A governança da empresa também foi mantida de forma estratégica. Silvio Campara continua à frente da operação como CEO, preservando a continuidade da gestão responsável pelo expressivo crescimento da Golden Goose nos últimos anos. Ao mesmo tempo, Marco Bizzarri, ex-presidente e CEO da Gucci e um dos executivos mais influentes do mercado global de luxo, assume a presidência não executiva do conselho de administração, fortalecendo a estratégia de expansão internacional da empresa.
Os números ajudam a compreender o interesse dos investidores. A receita da Golden Goose saltou de aproximadamente 266 milhões de euros em 2020 para 734 milhões de euros em 2025. Apenas no primeiro trimestre do exercício seguinte, a empresa registrou crescimento de 10%, alcançando 173,2 milhões de euros, impulsionado pelo bom desempenho em mercados da Europa, Américas e Ásia-Pacífico.
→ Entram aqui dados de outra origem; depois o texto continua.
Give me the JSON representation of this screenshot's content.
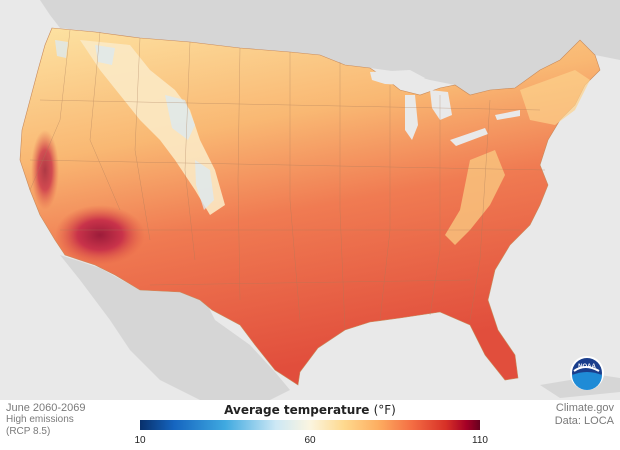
{
  "map": {
    "period": "June 2060-2069",
    "scenario_line1": "High emissions",
    "scenario_line2": "(RCP 8.5)",
    "source_site": "Climate.gov",
    "source_data": "Data: LOCA",
    "logo_text": "NOAA",
    "region": "Contiguous United States"
  },
  "legend": {
    "title": "Average temperature",
    "unit": "(°F)",
    "min_label": "10",
    "mid_label": "60",
    "max_label": "110",
    "min": 10,
    "mid": 60,
    "max": 110,
    "colors": [
      "#08306b",
      "#1565c0",
      "#3fa9e0",
      "#cde8f5",
      "#fbf5e0",
      "#fed98e",
      "#fdae61",
      "#f46d43",
      "#d73027",
      "#a50026",
      "#67001f"
    ]
  },
  "colors": {
    "land": "#f5b766",
    "hot": "#e0553c",
    "ocean": "#e9e9e9",
    "neighbors": "#d6d6d6"
  }
}
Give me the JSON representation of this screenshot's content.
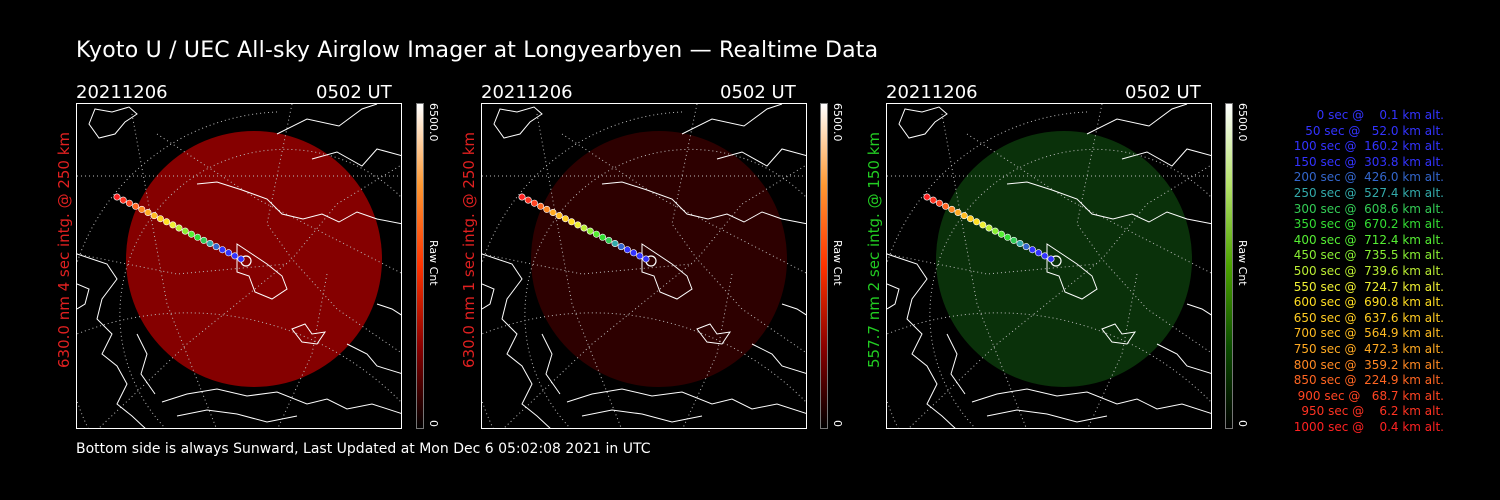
{
  "title": "Kyoto U / UEC All-sky Airglow Imager at Longyearbyen — Realtime Data",
  "footer": "Bottom side is always Sunward, Last Updated at Mon Dec  6 05:02:08 2021 in UTC",
  "panels": [
    {
      "date": "20211206",
      "time": "0502 UT",
      "ylabel": "630.0 nm 4 sec intg. @ 250 km",
      "label_color": "#e02020",
      "cbar_max": "6500.0",
      "cbar_min": "0",
      "cbar_label": "Raw Cnt",
      "cbar_gradient": [
        "#000000",
        "#8b0000",
        "#ff3300",
        "#ff9933",
        "#ffffff"
      ],
      "glow_color": "#aa0000",
      "glow_opacity": 0.78
    },
    {
      "date": "20211206",
      "time": "0502 UT",
      "ylabel": "630.0 nm 1 sec intg. @ 250 km",
      "label_color": "#e02020",
      "cbar_max": "6500.0",
      "cbar_min": "0",
      "cbar_label": "Raw Cnt",
      "cbar_gradient": [
        "#000000",
        "#8b0000",
        "#ff3300",
        "#ff9933",
        "#ffffff"
      ],
      "glow_color": "#400000",
      "glow_opacity": 0.7
    },
    {
      "date": "20211206",
      "time": "0502 UT",
      "ylabel": "557.7 nm 2 sec intg. @ 150 km",
      "label_color": "#22cc22",
      "cbar_max": "6500.0",
      "cbar_min": "0",
      "cbar_label": "Raw Cnt",
      "cbar_gradient": [
        "#000000",
        "#0b4d00",
        "#4ca200",
        "#b6e36a",
        "#ffffff"
      ],
      "glow_color": "#0d3d0d",
      "glow_opacity": 0.8
    }
  ],
  "legend": [
    {
      "text": "   0 sec @    0.1 km alt.",
      "color": "#3333ff"
    },
    {
      "text": "  50 sec @   52.0 km alt.",
      "color": "#3333ff"
    },
    {
      "text": " 100 sec @  160.2 km alt.",
      "color": "#3333ff"
    },
    {
      "text": " 150 sec @  303.8 km alt.",
      "color": "#3333ff"
    },
    {
      "text": " 200 sec @  426.0 km alt.",
      "color": "#3366cc"
    },
    {
      "text": " 250 sec @  527.4 km alt.",
      "color": "#33aaaa"
    },
    {
      "text": " 300 sec @  608.6 km alt.",
      "color": "#33cc55"
    },
    {
      "text": " 350 sec @  670.2 km alt.",
      "color": "#33dd33"
    },
    {
      "text": " 400 sec @  712.4 km alt.",
      "color": "#55ee33"
    },
    {
      "text": " 450 sec @  735.5 km alt.",
      "color": "#88ee33"
    },
    {
      "text": " 500 sec @  739.6 km alt.",
      "color": "#bbee33"
    },
    {
      "text": " 550 sec @  724.7 km alt.",
      "color": "#eeee33"
    },
    {
      "text": " 600 sec @  690.8 km alt.",
      "color": "#ffdd22"
    },
    {
      "text": " 650 sec @  637.6 km alt.",
      "color": "#ffcc22"
    },
    {
      "text": " 700 sec @  564.9 km alt.",
      "color": "#ffbb22"
    },
    {
      "text": " 750 sec @  472.3 km alt.",
      "color": "#ffaa22"
    },
    {
      "text": " 800 sec @  359.2 km alt.",
      "color": "#ff8822"
    },
    {
      "text": " 850 sec @  224.9 km alt.",
      "color": "#ff6622"
    },
    {
      "text": " 900 sec @   68.7 km alt.",
      "color": "#ff4422"
    },
    {
      "text": " 950 sec @    6.2 km alt.",
      "color": "#ff3322"
    },
    {
      "text": "1000 sec @    0.4 km alt.",
      "color": "#ff2222"
    }
  ]
}
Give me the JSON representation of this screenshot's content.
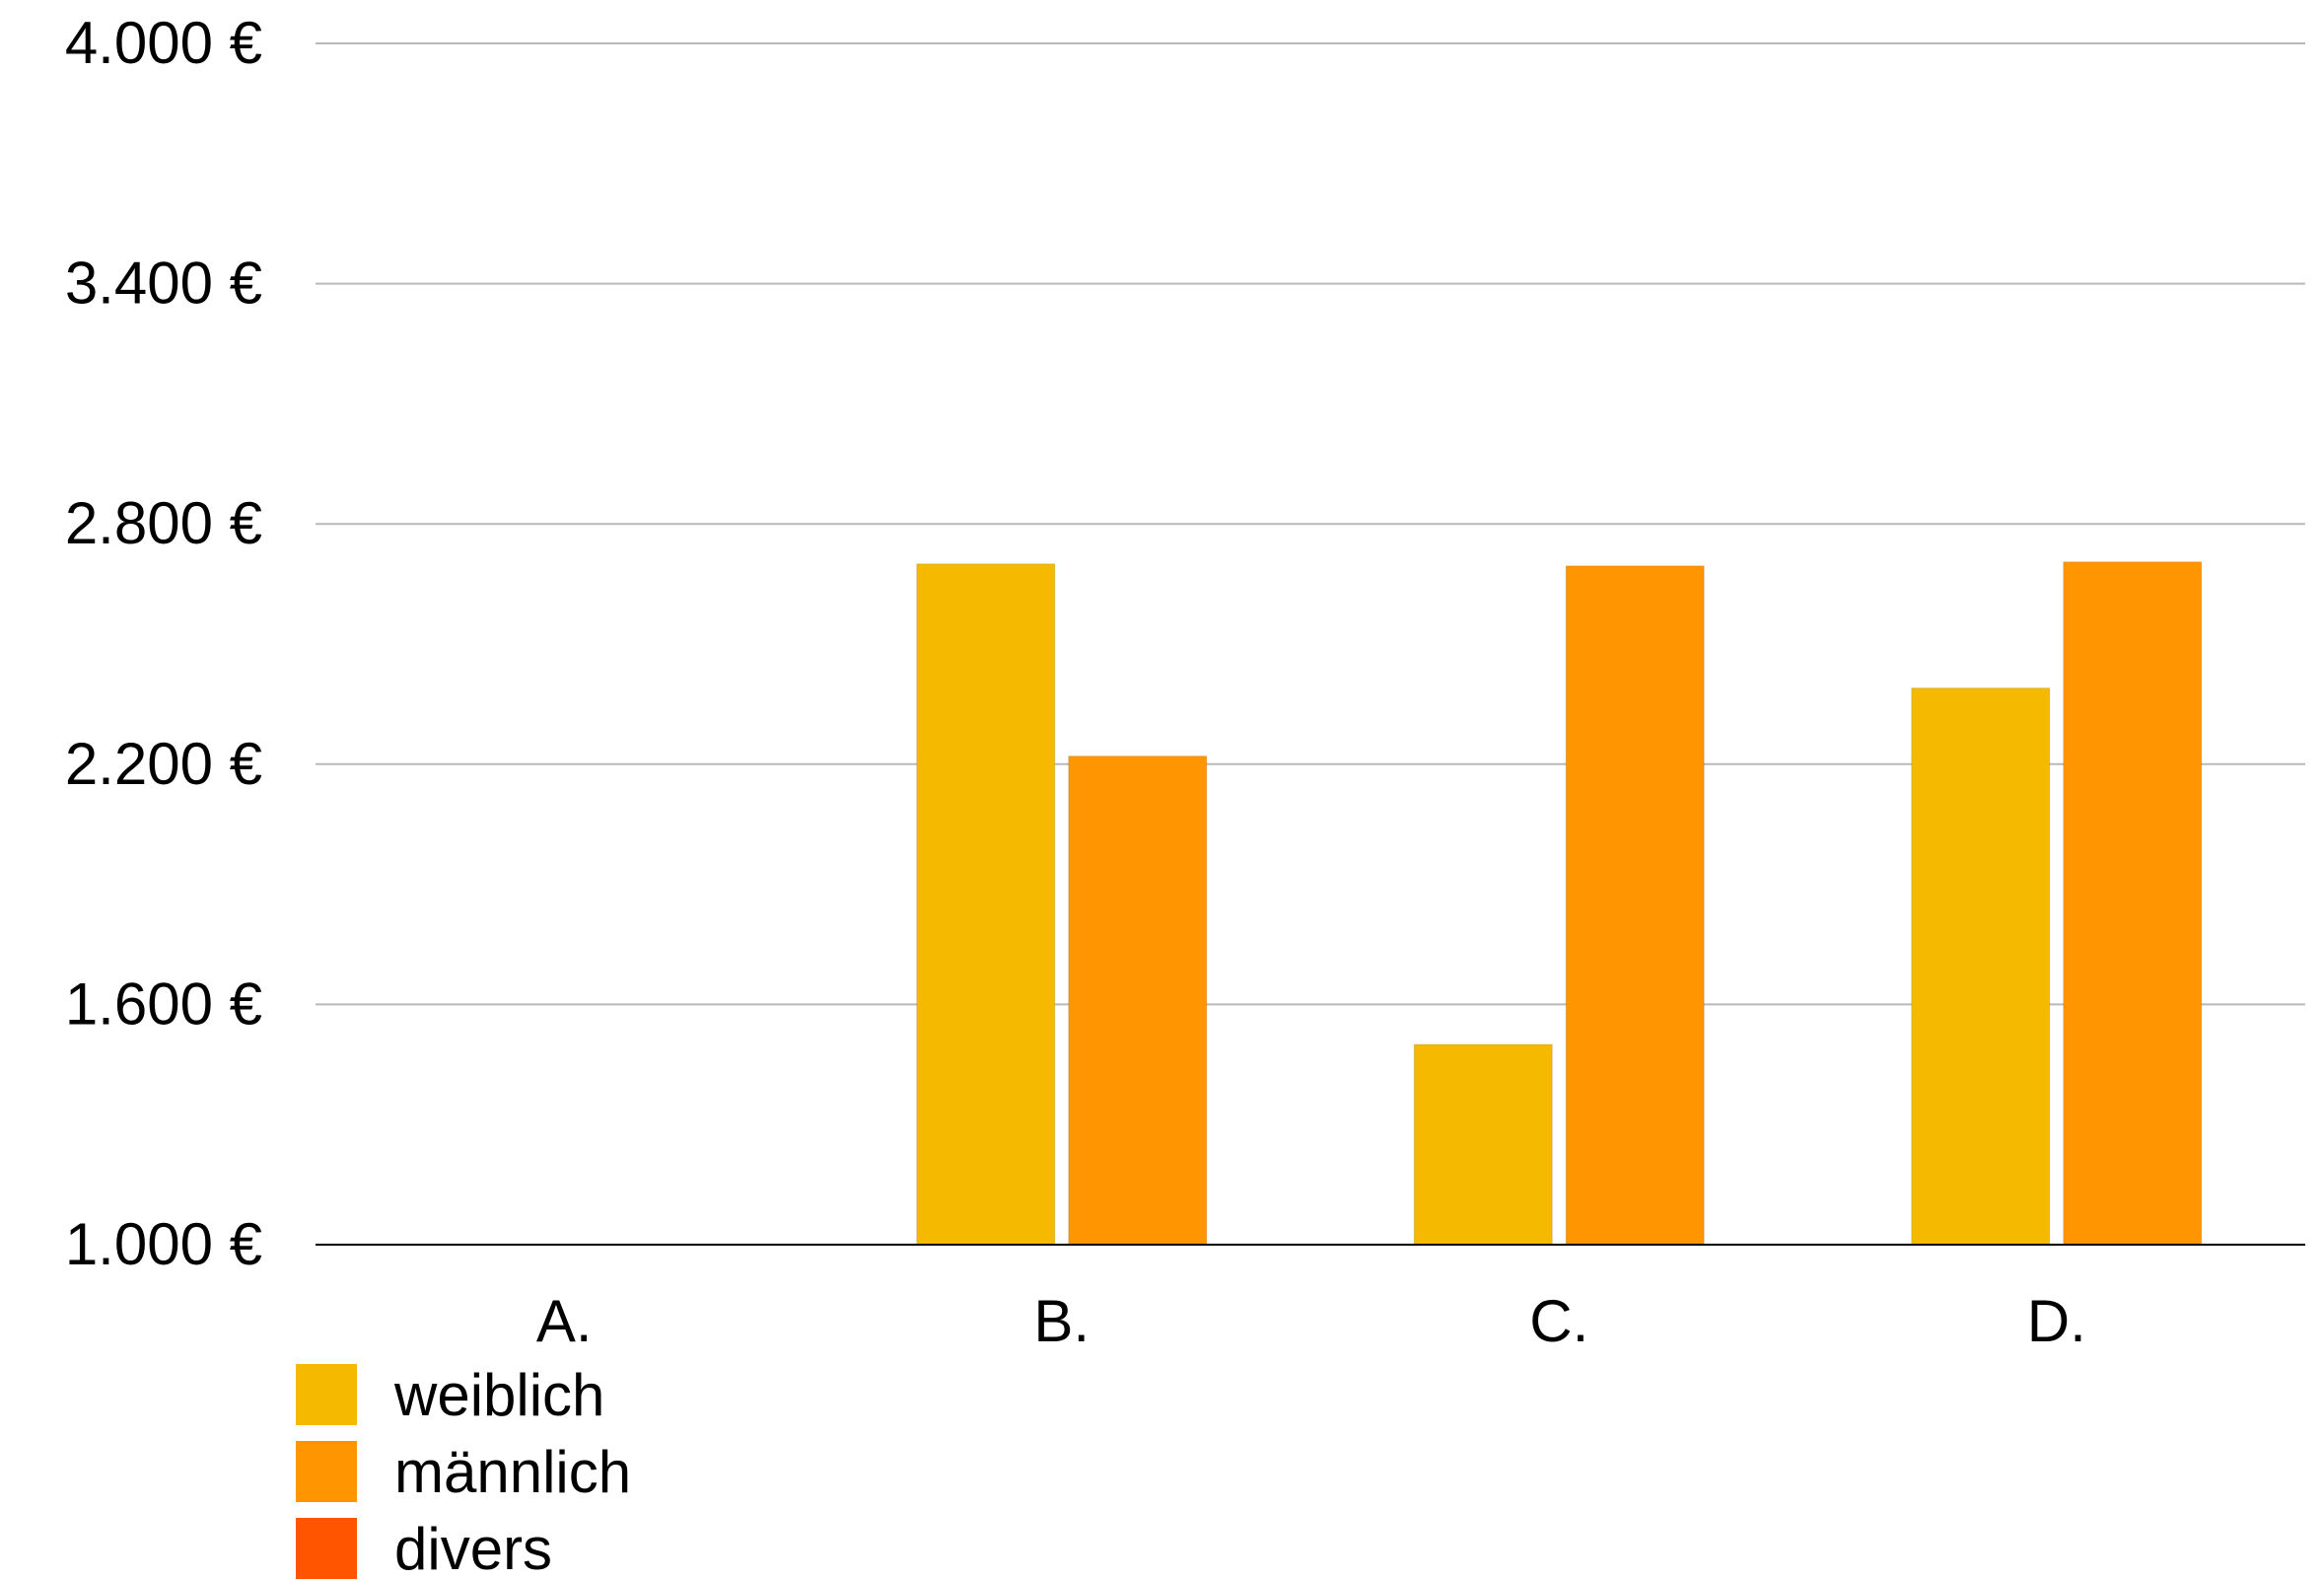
{
  "chart_data": {
    "type": "bar",
    "categories": [
      "A.",
      "B.",
      "C.",
      "D."
    ],
    "series": [
      {
        "name": "weiblich",
        "color": "#F5BA00",
        "values": [
          null,
          2700,
          1500,
          2390
        ]
      },
      {
        "name": "männlich",
        "color": "#FF9500",
        "values": [
          null,
          2220,
          2695,
          2705
        ]
      },
      {
        "name": "divers",
        "color": "#FF5500",
        "values": [
          null,
          null,
          null,
          null
        ]
      }
    ],
    "y_ticks": [
      1000,
      1600,
      2200,
      2800,
      3400,
      4000
    ],
    "y_tick_labels": [
      "1.000 €",
      "1.600 €",
      "2.200 €",
      "2.800 €",
      "3.400 €",
      "4.000 €"
    ],
    "ylim": [
      1000,
      4000
    ],
    "grid": true,
    "legend_position": "bottom-left"
  }
}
Sob a perspectiva do Direito da Moda, essa operação representa um excelente exemplo de como o crescimento de uma marca depende não apenas de criatividade, branding e posicionamento, mas também de uma sólida estrutura jurídica. Operações de fusões e aquisições (Mergers and Acquisitions – M&A) figuram entre as transações mais complexas do ambiente empresarial. No setor da moda, elas envolvem muito mais do que a simples compra de participações societárias. É necessário realizar extensas auditorias jurídicas (due diligence), avaliar contratos comerciais, verificar a situação das marcas registradas, analisar direitos de propriedade intelectual, revisar contratos de licenciamento, franquias, fornecedores, distribuição, proteção de dados, compliance e eventuais passivos judiciais.
No universo do Fashion Law, a propriedade intelectual assume papel central nessas negociações. O principal ativo de empresas como a Golden Goose não está apenas em seus produtos, mas no valor econômico de sua marca, de seus desenhos industriais, da identidade visual, do design característico dos sneakers, do relacionamento com consumidores e do posicionamento construído ao longo dos anos. Preservar esses ativos durante uma mudança de controle societário exige instrumentos contratuais sofisticados, capazes de garantir a continuidade da estratégia empresarial e proteger o patrimônio imaterial da companhia.
Outro aspecto relevante envolve a governança corporativa. A manutenção de Silvio Campara como CEO demonstra que investidores frequentemente buscam preservar a liderança responsável pelo sucesso operacional da empresa. Da mesma forma, a chegada de Marco Bizzarri ao conselho reforça a importância da composição estratégica dos órgãos de administração, especialmente em empresas inseridas no mercado global de luxo.
Do ponto de vista regulatório, operações dessa natureza também dependem da aprovação de autoridades concorrenciais em diferentes jurisdições, especialmente quando envolvem grandes grupos econômicos ou investidores internacionais. O objetivo é assegurar que a transação não comprometa a livre concorrência nem resulte em concentração excessiva de mercado. Além disso, a entrada de investidores internacionais amplia as possibilidades de expansão da marca para novos mercados, fortalece a capacidade de investimento em inovação, tecnologia, canais digitais e varejo físico, ao mesmo tempo em que exige maior atenção às normas de governança, transparência corporativa e conformidade regulatória.
A aquisição da Golden Goose demonstra como o Direito da Moda vai muito além da proteção de marcas e do combate à falsificação. Ele também atua diretamente na estruturação de operações societárias, na organização jurídica de empresas de moda, na proteção de ativos intangíveis e na segurança necessária para investimentos bilionários que impulsionam o crescimento global das marcas.
À medida que a indústria fashion se torna cada vez mais internacionalizada, compreender os aspectos jurídicos que envolvem governança corporativa, investimentos estrangeiros, fusões, aquisições e proteção dos ativos estratégicos passa a ser indispensável para empresas que desejam crescer de forma sustentável e competitiva no mercado global.